BTW, I do think those template can be very useful to help you become knowledgeable about QoS, and possibly they can be useful, just as they are, i.e. w/o modification, for meeting certain QoS needs.

Disclaimer: I'm biased, as I believe Cisco's and RFC's latest QoS models are overly complicated.  Rather than a 11 or 12 class model, I've often recommended just a 4 class model (below) that is often effective for many QoS needs.

(logical) policy-map 4class
class real-time
priority percent 35
class foreground
bandwidth remaining percent 81
fair-queue
class background
bandwidth remaining percent 1
fair-queue
class default
bandwidth remaining percent 9
fair-queue

I guess I was going against my "experience" here with posting this early, of knowing that there are no shortcuts when it comes to these kind of implementations, i.e. you have to read through documentation a couple of times at least in order to even be able to draft a plan for implementing.

 

However, i truly appreciate the replies.

 

I do see your point with AutoQos. Falling into the same trap of rejecting my own intuition, i thought that maybe, AutoQos was an easy way out since my lan is "simple" and i only want to prioritze just one class of traffic.

 

I have fundamental gaps though that do not help here. I have the basics down and i was involved in telco QoS implementations with different vendors but, i think i need to revisit.. 

 

For example, a question i have is where do you have to carry markings across the path in order to be sure that traffic is indeed prioritized up and until leaving your network. Like for example, ingress and egress on every device? And how do you do egress? Is it just a matter of buffering at the egress? What about return traffic? What happens there, do you just dismiss that? 

 

 

". . . i thought that maybe, AutoQos was an easy way out since my lan is "simple" and i only want to prioritze just one class of traffic."

Again, AutoQoS may, and likely would, prioritize your VoIP traffic just fine, also again, current implementations do more than that to your traffic.

To just prioritize VoIP, often:

(logical) policy-map 2class
class real-time
priority percent 35
class default
bandwidth remaining percent 100
fair-queue

will be enough.  FQ handles most other traffic, very, very well, unfortunately usually FQ isn't a switch feature.  However, often in a switch environment, just "protecting" VoIP traffic is sufficient (due the common abundance of bandwidth on many LANs).

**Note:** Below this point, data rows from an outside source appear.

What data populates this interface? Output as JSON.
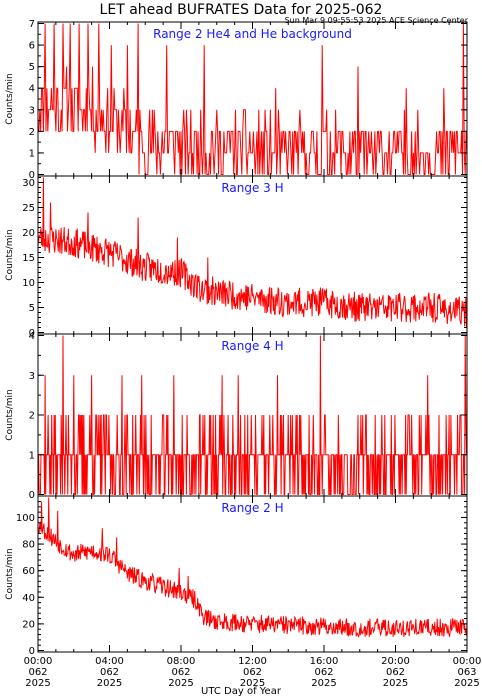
{
  "header": {
    "title": "LET ahead BUFRATES Data for 2025-062",
    "timestamp": "Sun Mar  9 09:55:53 2025 ACE Science Center"
  },
  "colors": {
    "trace": "#ff0000",
    "panel_title": "#1a1aff",
    "axes": "#000000",
    "background": "#ffffff"
  },
  "chart_data": [
    {
      "type": "line",
      "title": "Range 2 He4 and He background",
      "ylabel": "Counts/min",
      "ylim": [
        0,
        7
      ],
      "yticks": [
        0,
        1,
        2,
        3,
        4,
        5,
        6,
        7
      ],
      "x_range_hours": [
        0,
        24
      ],
      "series": [
        {
          "resolution_minutes": 3,
          "segments_description_free": true,
          "profile": [
            [
              0,
              3.2
            ],
            [
              3,
              3.0
            ],
            [
              6,
              1.6
            ],
            [
              9,
              1.2
            ],
            [
              12,
              1.1
            ],
            [
              15,
              1.0
            ],
            [
              18,
              1.0
            ],
            [
              21,
              1.0
            ],
            [
              24,
              1.0
            ]
          ],
          "noise": 1.6,
          "spikes": [
            [
              0.4,
              7
            ],
            [
              0.9,
              7
            ],
            [
              1.4,
              7
            ],
            [
              1.8,
              7
            ],
            [
              2.3,
              7
            ],
            [
              2.8,
              7
            ],
            [
              3.4,
              7
            ],
            [
              4.1,
              6
            ],
            [
              5.0,
              6
            ],
            [
              5.6,
              7
            ],
            [
              7.2,
              6
            ],
            [
              9.3,
              6
            ],
            [
              13.3,
              4
            ],
            [
              15.9,
              6
            ],
            [
              17.9,
              5
            ],
            [
              20.6,
              4
            ],
            [
              22.7,
              4
            ],
            [
              23.8,
              7
            ]
          ],
          "seed": 11
        }
      ]
    },
    {
      "type": "line",
      "title": "Range 3 H",
      "ylabel": "Counts/min",
      "ylim": [
        0,
        31
      ],
      "yticks": [
        0,
        5,
        10,
        15,
        20,
        25,
        30
      ],
      "x_range_hours": [
        0,
        24
      ],
      "series": [
        {
          "resolution_minutes": 2,
          "profile": [
            [
              0,
              19
            ],
            [
              2,
              18
            ],
            [
              4,
              16
            ],
            [
              6,
              13
            ],
            [
              8,
              12
            ],
            [
              9,
              9
            ],
            [
              10,
              8
            ],
            [
              12,
              7
            ],
            [
              14,
              6
            ],
            [
              16,
              6
            ],
            [
              18,
              5
            ],
            [
              20,
              5
            ],
            [
              22,
              5
            ],
            [
              24,
              4
            ]
          ],
          "noise": 3.0,
          "spikes": [
            [
              0.3,
              31
            ],
            [
              0.7,
              26
            ],
            [
              2.8,
              24
            ],
            [
              5.6,
              23
            ],
            [
              7.8,
              19
            ],
            [
              9.5,
              15
            ]
          ],
          "seed": 23
        }
      ]
    },
    {
      "type": "line",
      "title": "Range 4 H",
      "ylabel": "Counts/min",
      "ylim": [
        0,
        4
      ],
      "yticks": [
        0,
        1,
        2,
        3,
        4
      ],
      "x_range_hours": [
        0,
        24
      ],
      "series": [
        {
          "resolution_minutes": 2,
          "profile": [
            [
              0,
              0.9
            ],
            [
              24,
              0.8
            ]
          ],
          "noise": 0.9,
          "discrete": true,
          "spikes": [
            [
              0.4,
              3
            ],
            [
              1.4,
              4
            ],
            [
              2.0,
              3
            ],
            [
              3.0,
              3
            ],
            [
              4.7,
              3
            ],
            [
              5.8,
              3
            ],
            [
              7.6,
              3
            ],
            [
              10.3,
              3
            ],
            [
              11.2,
              3
            ],
            [
              13.4,
              3
            ],
            [
              15.8,
              4
            ],
            [
              21.8,
              3
            ],
            [
              23.9,
              4
            ]
          ],
          "seed": 37
        }
      ]
    },
    {
      "type": "line",
      "title": "Range 2 H",
      "ylabel": "Counts/min",
      "ylim": [
        0,
        115
      ],
      "yticks": [
        0,
        20,
        40,
        60,
        80,
        100
      ],
      "x_range_hours": [
        0,
        24
      ],
      "series": [
        {
          "resolution_minutes": 2,
          "profile": [
            [
              0,
              95
            ],
            [
              1,
              82
            ],
            [
              2,
              72
            ],
            [
              3,
              75
            ],
            [
              4,
              72
            ],
            [
              5,
              58
            ],
            [
              6,
              52
            ],
            [
              7,
              48
            ],
            [
              8,
              44
            ],
            [
              8.8,
              38
            ],
            [
              9.3,
              25
            ],
            [
              10,
              22
            ],
            [
              12,
              20
            ],
            [
              14,
              19
            ],
            [
              16,
              18
            ],
            [
              18,
              17
            ],
            [
              20,
              17
            ],
            [
              22,
              17
            ],
            [
              24,
              18
            ]
          ],
          "noise": 7,
          "spikes": [
            [
              0.2,
              112
            ],
            [
              0.6,
              115
            ],
            [
              1.1,
              105
            ],
            [
              3.6,
              92
            ],
            [
              4.4,
              85
            ],
            [
              7.9,
              62
            ],
            [
              8.4,
              56
            ]
          ],
          "seed": 53
        }
      ]
    }
  ],
  "x_axis": {
    "label": "UTC Day of Year",
    "ticks": [
      {
        "time": "00:00",
        "doy": "062",
        "year": "2025",
        "hours": 0
      },
      {
        "time": "04:00",
        "doy": "062",
        "year": "2025",
        "hours": 4
      },
      {
        "time": "08:00",
        "doy": "062",
        "year": "2025",
        "hours": 8
      },
      {
        "time": "12:00",
        "doy": "062",
        "year": "2025",
        "hours": 12
      },
      {
        "time": "16:00",
        "doy": "062",
        "year": "2025",
        "hours": 16
      },
      {
        "time": "20:00",
        "doy": "062",
        "year": "2025",
        "hours": 20
      },
      {
        "time": "00:00",
        "doy": "063",
        "year": "2025",
        "hours": 24
      }
    ]
  }
}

As to your marking questions, realize a ToS marking is just a "short-cut" to identify the QoS "specification" of the traffic.  It's not needed, nor when present, guarantees any QoS treatment.

Ideally, when (L3) markings are used, they are generated by the source, and carried to the destination (unless changed in transit).

Generally, QoS is mostly done/concerned at egress.  Ingress QoS, often only deals with marking issues and/or policing.

Return traffic, depending on the needs of the traffic, can be just as important although, it might be treated totally differently for QoS purposes.  (Possibly surprising, sometimes "return" traffic should have better QoS treatment.  A possible example might be TCP ACKs.)